Double‐Edged Genetic Swords and Immunity: Lesson from CCR5 and Beyond. Part 3
Second, the possible consequences of infection with WNV or other flaviviruses in HIV‐positive patients who are receiving CCR5 blockers remains unknown, because very little is understood regarding the long‐term effects of CCR5 blockers on immune functions in vivo. A previous study found that Maraviroc, a CCR5 antagonist, did not influence IL‐2 and CD25 levels, whereas germ‐line inactivation of CCR5 and Ab‐mediated blockade of CCR5 did influence IL‐2 and CD25 levels. This may have been due to differences in the receptor configuration and resulting functionality of Ab‐bound and inhibitor‐bound forms of CCR5. Hence, it is conceivable that the effects on immune function secondary to germ‐line absence of CCR5 in humans and mice versus chemical antagonism of CCR5, such as after administration of Maraviroc, are dissimilar. Given that distinct biological responses of CCR5 might be determined through different receptor conformations, presumably the signaling pathways triggered in cells exposed to Maraviroc versus cells genetically lacking CCR5 may be distinct. Highlighting this possibility is the recent observation that CCR5 forms hetero‐oligomeric complexes with at least 2 other chemokine receptors (CCR2 and CXCR4), and specific antagonists of 1 set of receptors (eg, CCR2 and CCR5) lead to functional cross‐inhibition of the other (ie, CXCR4). This has relevance to the full evaluation of the health consequences of CCR5 blockers, because these data suggest that antagonists of 1 chemokine receptor may regulate the functional properties of another to which they do not directly bind [30]. Thus, Act III may reveal that the immune consequences of CCR5 blockers may not be identical to those found in CCR5‐null people.
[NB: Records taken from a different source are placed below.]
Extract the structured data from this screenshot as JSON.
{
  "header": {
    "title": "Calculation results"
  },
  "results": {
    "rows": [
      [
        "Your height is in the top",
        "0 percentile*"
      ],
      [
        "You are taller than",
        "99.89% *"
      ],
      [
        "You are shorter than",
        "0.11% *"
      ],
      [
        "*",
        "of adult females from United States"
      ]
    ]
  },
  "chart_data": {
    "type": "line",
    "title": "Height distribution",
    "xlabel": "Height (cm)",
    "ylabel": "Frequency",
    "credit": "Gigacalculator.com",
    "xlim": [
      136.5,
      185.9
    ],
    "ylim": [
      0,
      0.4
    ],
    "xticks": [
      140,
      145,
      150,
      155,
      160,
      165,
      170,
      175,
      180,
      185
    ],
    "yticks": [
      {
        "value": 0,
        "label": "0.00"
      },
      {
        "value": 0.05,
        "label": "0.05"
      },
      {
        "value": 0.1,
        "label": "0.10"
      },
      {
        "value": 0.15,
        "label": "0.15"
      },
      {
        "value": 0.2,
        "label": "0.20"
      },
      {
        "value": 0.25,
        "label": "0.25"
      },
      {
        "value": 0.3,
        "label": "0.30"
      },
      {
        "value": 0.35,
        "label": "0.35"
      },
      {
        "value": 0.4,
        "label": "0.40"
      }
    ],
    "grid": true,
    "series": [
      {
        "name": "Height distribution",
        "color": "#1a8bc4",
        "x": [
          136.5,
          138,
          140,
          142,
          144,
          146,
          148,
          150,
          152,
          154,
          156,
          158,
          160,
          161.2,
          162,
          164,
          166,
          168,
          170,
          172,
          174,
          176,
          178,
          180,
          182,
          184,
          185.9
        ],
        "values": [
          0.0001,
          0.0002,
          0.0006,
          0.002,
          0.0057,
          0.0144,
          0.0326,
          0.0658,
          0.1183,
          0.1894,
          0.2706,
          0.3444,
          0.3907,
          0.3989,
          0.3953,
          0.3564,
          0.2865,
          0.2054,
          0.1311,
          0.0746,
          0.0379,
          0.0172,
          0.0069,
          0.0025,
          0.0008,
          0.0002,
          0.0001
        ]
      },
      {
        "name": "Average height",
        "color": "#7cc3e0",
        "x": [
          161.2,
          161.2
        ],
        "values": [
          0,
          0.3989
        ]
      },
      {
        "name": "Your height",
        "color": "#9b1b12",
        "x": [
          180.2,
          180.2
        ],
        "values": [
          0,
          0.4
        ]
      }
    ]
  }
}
Third, the studies by the Murphy group pose a dilemma. Is there a threshold of CCR5 expression, albeit low, that promotes WNV disease? At least in the context of HIV infection, there appears to be a threshold of CCR5 surface expression that is permissive for cell entry, such that small changes in CCR5 density are associated with large increases in HIV infectivity and efficacy of CCR5 blockers. The converse may be operative in WNV infection, in that CCR5 expression levels below a certain (low) threshold may enhance the risk of a more aggressive WNV clinical presentation. Whether such a threshold of CCR5 expression exists is a testable hypothesis because subjects bearing one or lacking the CCR5Δ32 allele display a wide range of CCR5 surface expression levels, and this variability may be partly due to CCR5 promoter polymorphisms that influence expression. Additionally, one may also need to consider other factors that result in low CCR5 expression levels. For example, the copy number of CCL3L1, a potent CCR5 agonist, correlates inversely with CCR5 expression. Hence, Act III may clarify this dilemma.
Finally, we anticipate that Act III will continue to be punctuated by additional examples that show the tradeoffs associated with the CCR5 null state. This is already happening: a recent study showed that CCR5Δ32 homozygosity is associated with increased susceptibility to tick‐borne encephalitis virus. These tradeoffs are a reminder of the constant tug of war between host and pathogen and also of the need to be vigilant, because what we find in one context might differ in another.